Each one will divide by ten, just join a few together.

(...and if you want to be 'retro' you can do it all with 74LS flip-flops. The details are left as an exercise for the reader.  :popcorn: )

--- End quote ---

This is the approach that James Miller does (to get down 10 10kHz so not quite as far) in his simple but good GPSDO:

http://www.jrmiller.demon.co.uk/projects/ministd/frqstd.htm

Each chip can divide by 100 so 4 of them would be required, rather a lot of board space but simple and cheap.
james_s:
I'd use a small CPLD like the XC9536, I'm already set up to work with those though.
edavid:

--- Quote from: Dr. Frank on May 31, 2017, 05:38:26 pm ---Using ordinary TTL divider-by-10 is no good idea, because these are mostly asynchronous dividers, having big jitter.

--- End quote ---
You can fix this by clocking the output through a good flip flop (as long as the jitter is less than 1 clock cycle).
(Or for a synchronous divider, 74HC4518 is a good choice.)

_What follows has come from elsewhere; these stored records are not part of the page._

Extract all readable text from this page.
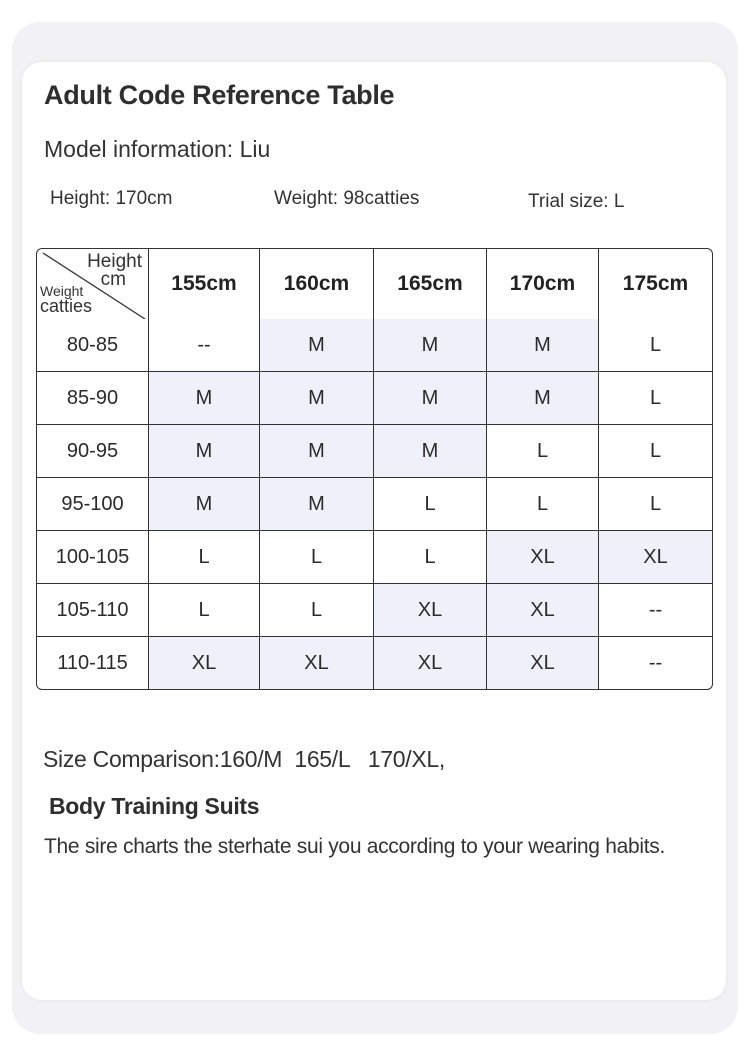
Adult Code Reference Table
Model information: Liu
Height: 170cm	Weight: 98catties	Trial size: L
Height
cm
Weight
catties	155cm	160cm	165cm	170cm	175cm
80-85	--	M	M	M	L
85-90	M	M	M	M	L
90-95	M	M	M	L	L
95-100	M	M	L	L	L
100-105	L	L	L	XL	XL
105-110	L	L	XL	XL	--
110-115	XL	XL	XL	XL	--
Size Comparison:160/M  165/L   170/XL,
Body Training Suits
The sire charts the sterhate sui you according to your wearing habits.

--- Quote ---The  delay time is strongly temperature dependent, also on synchronous dividers, afaik, so not good at all for T.I. measurements.

--- End quote ---
Why would a logic part be worse than a PIC?  CMOS is CMOS.
Marco:

--- Quote from: blueskull on May 31, 2017, 08:54:57 am ---I don't know how it's measured, but according to some FPGAs' datasheets, even hard PLLs can't guarantee to generate such clean clock.

--- End quote ---

A PLL uses it's own inferior oscillator. A pure synchronous divider will always have the advantage in that respect, even if it's a PIC.
Dr. Frank:

--- Quote from: edavid on May 31, 2017, 06:22:50 pm ---
--- Quote from: Dr. Frank on May 31, 2017, 05:38:26 pm ---Using ordinary TTL divider-by-10 is no good idea, because these are mostly asynchronous dividers, having big jitter.
The  delay time is strongly temperature dependent, also on synchronous dividers, afaik, so not good at all for T.I. measurements.

--- End quote ---
Why would a logic part be worse than a PIC?  CMOS is CMOS.

--- End quote ---

There was a lengthy discussion on the time-nuts list, but I don't catch the correct argument anymore, too long ago, sorry.
A synchronous divider chain is for sure much less effort, than carefully programming the PIC, so there's a good reasoning, why the PIC solution is much superior.

A 10^7 divider chain consists of 28 flip flops, each having about 25ns delay.
Even if it's synchronized, that gives rise to delay jitter, which a state machine does not have, because it's no FF chain inside.. and that's the difference.

Maybe it's possible to search  time-nuts for that topic.